In a share sale, the buyer acquires the shares in the company from the existing shareholders. The company itself continues to own its assets and remain responsible for its liabilities. In practical terms:
- the buyer takes on the company with all its assets, contracts, employees and liabilities (known and unknown); and
- the business can typically continue on a “business as usual” basis, as the legal entity does not change.
✅ Useful where the buyer wants continuity of contracts, employees and trading history.
How Does a Business/Asset Sale Work?
In a business/asset sale, the buyer acquires some or all of the assets that make up the business. These may include:
- tangible assets, such as property, land, machinery and stock; and
- intangible assets, such as intellectual property and goodwill.
The assets being sold must be specifically identified, and liabilities will only transfer if the contract states that they do. Separate arrangements are often required for contracts, employees and property.
✅ Useful where the buyer wants to “pick and choose” which assets and liabilities to take on.

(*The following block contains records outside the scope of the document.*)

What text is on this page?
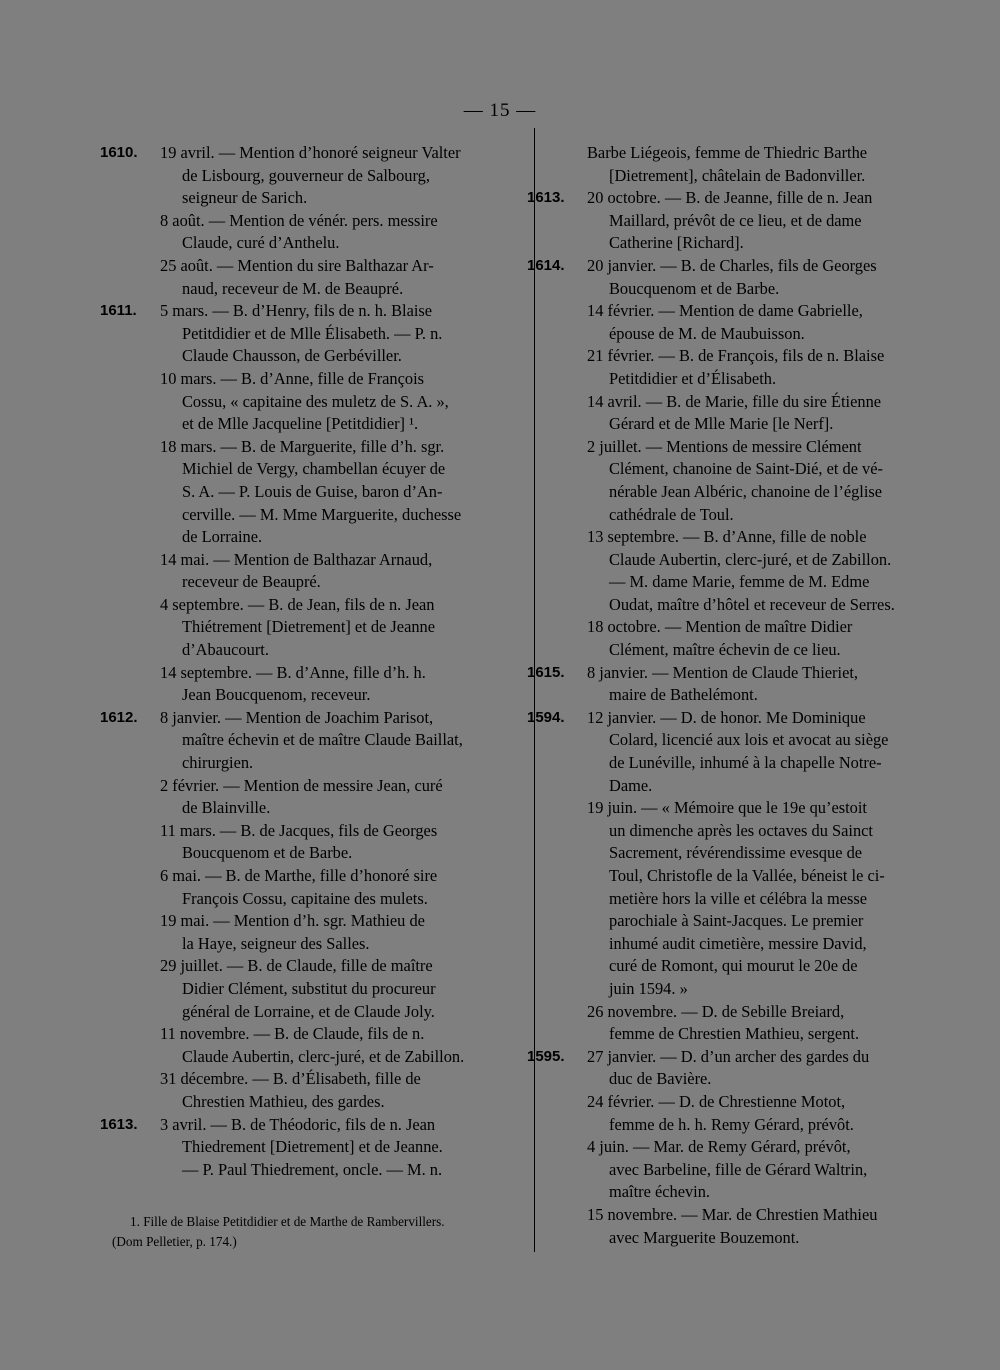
— 15 —
1610. 19 avril. — Mention d’honoré seigneur Valter
de Lisbourg, gouverneur de Salbourg,
seigneur de Sarich.
8 août. — Mention de vénér. pers. messire
Claude, curé d’Anthelu.
25 août. — Mention du sire Balthazar Ar-
naud, receveur de M. de Beaupré.
1611. 5 mars. — B. d’Henry, fils de n. h. Blaise
Petitdidier et de Mlle Élisabeth. — P. n.
Claude Chausson, de Gerbéviller.
10 mars. — B. d’Anne, fille de François
Cossu, « capitaine des muletz de S. A. »,
et de Mlle Jacqueline [Petitdidier] ¹.
18 mars. — B. de Marguerite, fille d’h. sgr.
Michiel de Vergy, chambellan écuyer de
S. A. — P. Louis de Guise, baron d’An-
cerville. — M. Mme Marguerite, duchesse
de Lorraine.
14 mai. — Mention de Balthazar Arnaud,
receveur de Beaupré.
4 septembre. — B. de Jean, fils de n. Jean
Thiétrement [Dietrement] et de Jeanne
d’Abaucourt.
14 septembre. — B. d’Anne, fille d’h. h.
Jean Boucquenom, receveur.
1612. 8 janvier. — Mention de Joachim Parisot,
maître échevin et de maître Claude Baillat,
chirurgien.
2 février. — Mention de messire Jean, curé
de Blainville.
11 mars. — B. de Jacques, fils de Georges
Boucquenom et de Barbe.
6 mai. — B. de Marthe, fille d’honoré sire
François Cossu, capitaine des mulets.
19 mai. — Mention d’h. sgr. Mathieu de
la Haye, seigneur des Salles.
29 juillet. — B. de Claude, fille de maître
Didier Clément, substitut du procureur
général de Lorraine, et de Claude Joly.
11 novembre. — B. de Claude, fils de n.
Claude Aubertin, clerc-juré, et de Zabillon.
31 décembre. — B. d’Élisabeth, fille de
Chrestien Mathieu, des gardes.
1613. 3 avril. — B. de Théodoric, fils de n. Jean
Thiedrement [Dietrement] et de Jeanne.
— P. Paul Thiedrement, oncle. — M. n.
Barbe Liégeois, femme de Thiedric Barthe
[Dietrement], châtelain de Badonviller.
1613. 20 octobre. — B. de Jeanne, fille de n. Jean
Maillard, prévôt de ce lieu, et de dame
Catherine [Richard].
1614. 20 janvier. — B. de Charles, fils de Georges
Boucquenom et de Barbe.
14 février. — Mention de dame Gabrielle,
épouse de M. de Maubuisson.
21 février. — B. de François, fils de n. Blaise
Petitdidier et d’Élisabeth.
14 avril. — B. de Marie, fille du sire Étienne
Gérard et de Mlle Marie [le Nerf].
2 juillet. — Mentions de messire Clément
Clément, chanoine de Saint-Dié, et de vé-
nérable Jean Albéric, chanoine de l’église
cathédrale de Toul.
13 septembre. — B. d’Anne, fille de noble
Claude Aubertin, clerc-juré, et de Zabillon.
— M. dame Marie, femme de M. Edme
Oudat, maître d’hôtel et receveur de Serres.
18 octobre. — Mention de maître Didier
Clément, maître échevin de ce lieu.
1615. 8 janvier. — Mention de Claude Thieriet,
maire de Bathelémont.
1594. 12 janvier. — D. de honor. Me Dominique
Colard, licencié aux lois et avocat au siège
de Lunéville, inhumé à la chapelle Notre-
Dame.
19 juin. — « Mémoire que le 19e qu’estoit
un dimenche après les octaves du Sainct
Sacrement, révérendissime evesque de
Toul, Christofle de la Vallée, béneist le ci-
metière hors la ville et célébra la messe
parochiale à Saint-Jacques. Le premier
inhumé audit cimetière, messire David,
curé de Romont, qui mourut le 20e de
juin 1594. »
26 novembre. — D. de Sebille Breiard,
femme de Chrestien Mathieu, sergent.
1595. 27 janvier. — D. d’un archer des gardes du
duc de Bavière.
24 février. — D. de Chrestienne Motot,
femme de h. h. Remy Gérard, prévôt.
4 juin. — Mar. de Remy Gérard, prévôt,
avec Barbeline, fille de Gérard Waltrin,
maître échevin.
15 novembre. — Mar. de Chrestien Mathieu
avec Marguerite Bouzemont.
1. Fille de Blaise Petitdidier et de Marthe de Rambervillers.
(Dom Pelletier, p. 174.)
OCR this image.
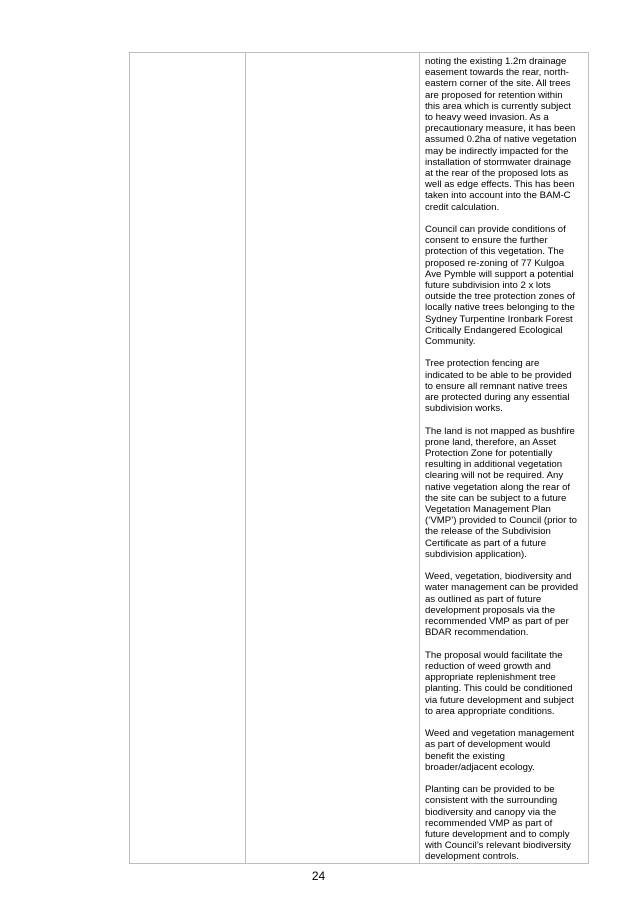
noting the existing 1.2m drainage
easement towards the rear, north-
eastern corner of the site. All trees
are proposed for retention within
this area which is currently subject
to heavy weed invasion. As a
precautionary measure, it has been
assumed 0.2ha of native vegetation
may be indirectly impacted for the
installation of stormwater drainage
at the rear of the proposed lots as
well as edge effects. This has been
taken into account into the BAM-C
credit calculation.

Council can provide conditions of
consent to ensure the further
protection of this vegetation. The
proposed re-zoning of 77 Kulgoa
Ave Pymble will support a potential
future subdivision into 2 x lots
outside the tree protection zones of
locally native trees belonging to the
Sydney Turpentine Ironbark Forest
Critically Endangered Ecological
Community.

Tree protection fencing are
indicated to be able to be provided
to ensure all remnant native trees
are protected during any essential
subdivision works.

The land is not mapped as bushfire
prone land, therefore, an Asset
Protection Zone for potentially
resulting in additional vegetation
clearing will not be required. Any
native vegetation along the rear of
the site can be subject to a future
Vegetation Management Plan
(‘VMP’) provided to Council (prior to
the release of the Subdivision
Certificate as part of a future
subdivision application).

Weed, vegetation, biodiversity and
water management can be provided
as outlined as part of future
development proposals via the
recommended VMP as part of per
BDAR recommendation.

The proposal would facilitate the
reduction of weed growth and
appropriate replenishment tree
planting. This could be conditioned
via future development and subject
to area appropriate conditions.

Weed and vegetation management
as part of development would
benefit the existing
broader/adjacent ecology.

Planting can be provided to be
consistent with the surrounding
biodiversity and canopy via the
recommended VMP as part of
future development and to comply
with Council’s relevant biodiversity
development controls.

24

When Should You Use These Templates?
These templates will be helpful if, for example, you:
- are selling all or part of the shares in a private company;
- are buying shares from existing shareholders in a private company;
- are selling a business or part of a business by transferring its assets; or
- need supporting documentation for a share or business/asset sale (such as board approvals, confidentiality agreements or powers of attorney).
Use of these documents does not remove the need for tailored legal and tax advice on the specific transaction.